If you want to know it on the fly you can do the following. I would highly suggest against this as you would be paying for unnecessary cost and compute. It might work for demo/POC purpose.

async fn main() {
  let openai = OpenAiEmbedder::default();
  let sample_vector = openai.embed_query("Sample embedding").await.unwrap();
  let vector_size = get_size_from_embeddings(sample_vector);

  let store = StoreBuilder::new()
    .embedder(embedder)
    .db(db)
    .vector_dimensions(vector_size)
    .build()
    .await
    .unwrap();
}

We could even go further and add this check before the db calls are made such that db connection is not wasted given the vector size can be large based on the embedding model you use.

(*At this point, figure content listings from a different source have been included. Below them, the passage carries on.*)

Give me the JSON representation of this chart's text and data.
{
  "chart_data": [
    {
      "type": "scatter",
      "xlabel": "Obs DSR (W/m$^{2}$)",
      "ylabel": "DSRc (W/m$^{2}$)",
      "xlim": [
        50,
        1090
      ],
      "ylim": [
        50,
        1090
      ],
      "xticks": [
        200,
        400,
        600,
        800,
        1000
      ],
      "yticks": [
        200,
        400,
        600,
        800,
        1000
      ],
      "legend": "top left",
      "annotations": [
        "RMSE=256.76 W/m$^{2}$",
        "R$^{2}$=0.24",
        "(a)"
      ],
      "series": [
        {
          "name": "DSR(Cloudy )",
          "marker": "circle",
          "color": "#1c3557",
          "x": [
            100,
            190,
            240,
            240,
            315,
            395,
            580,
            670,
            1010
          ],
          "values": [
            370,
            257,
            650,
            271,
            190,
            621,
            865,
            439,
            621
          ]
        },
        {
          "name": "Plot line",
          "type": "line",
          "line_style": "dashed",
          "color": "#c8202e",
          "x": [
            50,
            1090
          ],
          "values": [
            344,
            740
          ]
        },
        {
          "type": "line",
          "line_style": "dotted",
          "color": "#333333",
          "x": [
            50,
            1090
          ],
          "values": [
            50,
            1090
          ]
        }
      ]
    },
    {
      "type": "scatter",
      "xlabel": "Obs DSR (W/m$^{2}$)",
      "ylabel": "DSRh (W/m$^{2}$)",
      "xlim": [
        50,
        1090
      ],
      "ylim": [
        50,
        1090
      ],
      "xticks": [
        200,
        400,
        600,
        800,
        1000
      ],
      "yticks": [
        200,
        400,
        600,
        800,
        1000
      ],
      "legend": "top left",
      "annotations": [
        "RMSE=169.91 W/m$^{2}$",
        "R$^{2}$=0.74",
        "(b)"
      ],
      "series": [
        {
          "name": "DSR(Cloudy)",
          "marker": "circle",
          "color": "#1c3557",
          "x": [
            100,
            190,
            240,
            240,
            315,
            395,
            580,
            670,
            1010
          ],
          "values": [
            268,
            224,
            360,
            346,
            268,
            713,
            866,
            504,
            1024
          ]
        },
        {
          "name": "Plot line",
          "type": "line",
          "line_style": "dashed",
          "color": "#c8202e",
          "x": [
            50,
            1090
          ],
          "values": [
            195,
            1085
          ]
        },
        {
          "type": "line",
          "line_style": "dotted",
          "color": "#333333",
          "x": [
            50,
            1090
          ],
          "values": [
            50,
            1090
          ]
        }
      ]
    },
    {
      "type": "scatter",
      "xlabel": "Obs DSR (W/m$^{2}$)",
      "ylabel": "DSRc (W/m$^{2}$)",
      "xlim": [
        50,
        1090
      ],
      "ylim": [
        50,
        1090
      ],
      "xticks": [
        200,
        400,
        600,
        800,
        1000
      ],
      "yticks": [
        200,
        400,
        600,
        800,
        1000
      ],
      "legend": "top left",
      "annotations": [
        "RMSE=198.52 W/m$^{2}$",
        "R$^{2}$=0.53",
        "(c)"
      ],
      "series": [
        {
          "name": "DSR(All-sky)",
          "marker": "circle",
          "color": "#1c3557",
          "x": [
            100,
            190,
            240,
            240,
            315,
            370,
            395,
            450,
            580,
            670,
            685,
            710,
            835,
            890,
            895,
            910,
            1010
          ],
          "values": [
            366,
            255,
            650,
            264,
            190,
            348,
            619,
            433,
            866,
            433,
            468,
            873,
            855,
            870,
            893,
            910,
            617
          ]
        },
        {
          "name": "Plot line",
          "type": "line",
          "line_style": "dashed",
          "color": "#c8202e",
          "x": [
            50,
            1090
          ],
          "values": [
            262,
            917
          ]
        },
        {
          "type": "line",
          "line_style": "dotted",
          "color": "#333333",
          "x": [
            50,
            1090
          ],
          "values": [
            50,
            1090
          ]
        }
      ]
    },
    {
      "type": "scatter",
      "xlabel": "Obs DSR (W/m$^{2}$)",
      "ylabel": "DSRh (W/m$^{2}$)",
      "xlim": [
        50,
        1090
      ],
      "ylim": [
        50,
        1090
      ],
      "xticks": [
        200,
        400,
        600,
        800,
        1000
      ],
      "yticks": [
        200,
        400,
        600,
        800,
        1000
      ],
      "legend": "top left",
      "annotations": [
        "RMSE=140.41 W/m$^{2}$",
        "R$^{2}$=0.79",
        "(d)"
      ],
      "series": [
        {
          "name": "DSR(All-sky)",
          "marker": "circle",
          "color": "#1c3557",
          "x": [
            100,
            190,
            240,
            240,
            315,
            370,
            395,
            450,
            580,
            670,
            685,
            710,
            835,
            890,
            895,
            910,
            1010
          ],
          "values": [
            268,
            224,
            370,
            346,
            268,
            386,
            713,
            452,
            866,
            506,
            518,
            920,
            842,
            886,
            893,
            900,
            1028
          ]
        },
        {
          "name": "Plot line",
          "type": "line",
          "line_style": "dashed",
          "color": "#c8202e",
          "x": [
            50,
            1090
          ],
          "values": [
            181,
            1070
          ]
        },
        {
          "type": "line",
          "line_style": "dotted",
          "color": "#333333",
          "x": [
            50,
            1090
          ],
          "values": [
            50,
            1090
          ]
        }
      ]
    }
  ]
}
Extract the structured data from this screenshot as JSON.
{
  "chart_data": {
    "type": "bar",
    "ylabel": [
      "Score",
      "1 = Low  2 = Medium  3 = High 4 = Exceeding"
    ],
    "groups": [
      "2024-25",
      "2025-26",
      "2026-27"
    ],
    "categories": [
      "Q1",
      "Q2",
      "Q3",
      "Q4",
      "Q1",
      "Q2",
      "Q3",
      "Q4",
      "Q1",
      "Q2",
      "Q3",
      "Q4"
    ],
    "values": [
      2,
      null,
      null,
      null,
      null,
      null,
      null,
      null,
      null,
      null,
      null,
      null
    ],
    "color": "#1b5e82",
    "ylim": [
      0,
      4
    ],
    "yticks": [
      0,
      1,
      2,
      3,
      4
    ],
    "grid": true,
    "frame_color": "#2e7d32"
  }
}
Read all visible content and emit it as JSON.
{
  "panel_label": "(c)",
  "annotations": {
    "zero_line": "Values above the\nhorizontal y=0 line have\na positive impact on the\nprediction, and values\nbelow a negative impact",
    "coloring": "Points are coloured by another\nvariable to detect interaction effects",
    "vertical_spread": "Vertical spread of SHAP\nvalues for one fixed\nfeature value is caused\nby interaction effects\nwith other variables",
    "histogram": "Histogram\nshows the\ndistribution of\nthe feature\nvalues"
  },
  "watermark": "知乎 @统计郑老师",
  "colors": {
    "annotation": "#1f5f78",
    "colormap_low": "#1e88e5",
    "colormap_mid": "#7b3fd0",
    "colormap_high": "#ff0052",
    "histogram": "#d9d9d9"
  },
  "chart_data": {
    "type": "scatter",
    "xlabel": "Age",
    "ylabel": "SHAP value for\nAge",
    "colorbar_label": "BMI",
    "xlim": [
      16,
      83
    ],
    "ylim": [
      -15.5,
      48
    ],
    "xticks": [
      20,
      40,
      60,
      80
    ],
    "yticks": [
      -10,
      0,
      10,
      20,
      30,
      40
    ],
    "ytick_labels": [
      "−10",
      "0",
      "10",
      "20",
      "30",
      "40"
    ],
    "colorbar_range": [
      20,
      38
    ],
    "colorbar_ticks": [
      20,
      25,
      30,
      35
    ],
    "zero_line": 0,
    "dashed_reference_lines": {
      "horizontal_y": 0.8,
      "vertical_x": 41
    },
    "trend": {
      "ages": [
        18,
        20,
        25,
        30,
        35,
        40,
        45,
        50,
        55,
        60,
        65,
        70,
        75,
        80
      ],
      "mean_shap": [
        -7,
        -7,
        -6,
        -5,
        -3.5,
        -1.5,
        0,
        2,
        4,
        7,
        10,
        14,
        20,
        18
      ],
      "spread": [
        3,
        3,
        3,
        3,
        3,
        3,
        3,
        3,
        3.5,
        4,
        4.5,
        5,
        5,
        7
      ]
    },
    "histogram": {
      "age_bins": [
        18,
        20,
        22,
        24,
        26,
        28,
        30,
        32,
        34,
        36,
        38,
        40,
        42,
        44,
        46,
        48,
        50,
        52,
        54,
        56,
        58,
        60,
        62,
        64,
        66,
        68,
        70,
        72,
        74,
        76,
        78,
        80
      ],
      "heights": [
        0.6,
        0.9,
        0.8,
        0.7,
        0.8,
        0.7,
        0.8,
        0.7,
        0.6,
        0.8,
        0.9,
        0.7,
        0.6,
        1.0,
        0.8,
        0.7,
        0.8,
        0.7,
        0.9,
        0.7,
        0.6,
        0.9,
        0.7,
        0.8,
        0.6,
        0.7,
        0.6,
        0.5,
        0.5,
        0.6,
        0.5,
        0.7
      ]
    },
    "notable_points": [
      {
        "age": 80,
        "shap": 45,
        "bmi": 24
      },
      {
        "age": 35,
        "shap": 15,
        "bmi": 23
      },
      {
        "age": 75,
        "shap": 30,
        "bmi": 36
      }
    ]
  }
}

@prabirshrestha thank you for your suggestions ,

for the first suggestion,

we have an "=" check, so we must have the same size,

ASSERT (array::len($value) = {vector_dimensions}) || (array::len($value) = 0)

why not use " <= " , it's more flexible ?

ASSERT (array::len($value) <= {vector_dimensions})

and we'll no longer need :
|| (array::len($value) = 0)

The reason for exact dimensions is the db may optimize indexing.

Closing this for now as it is expected.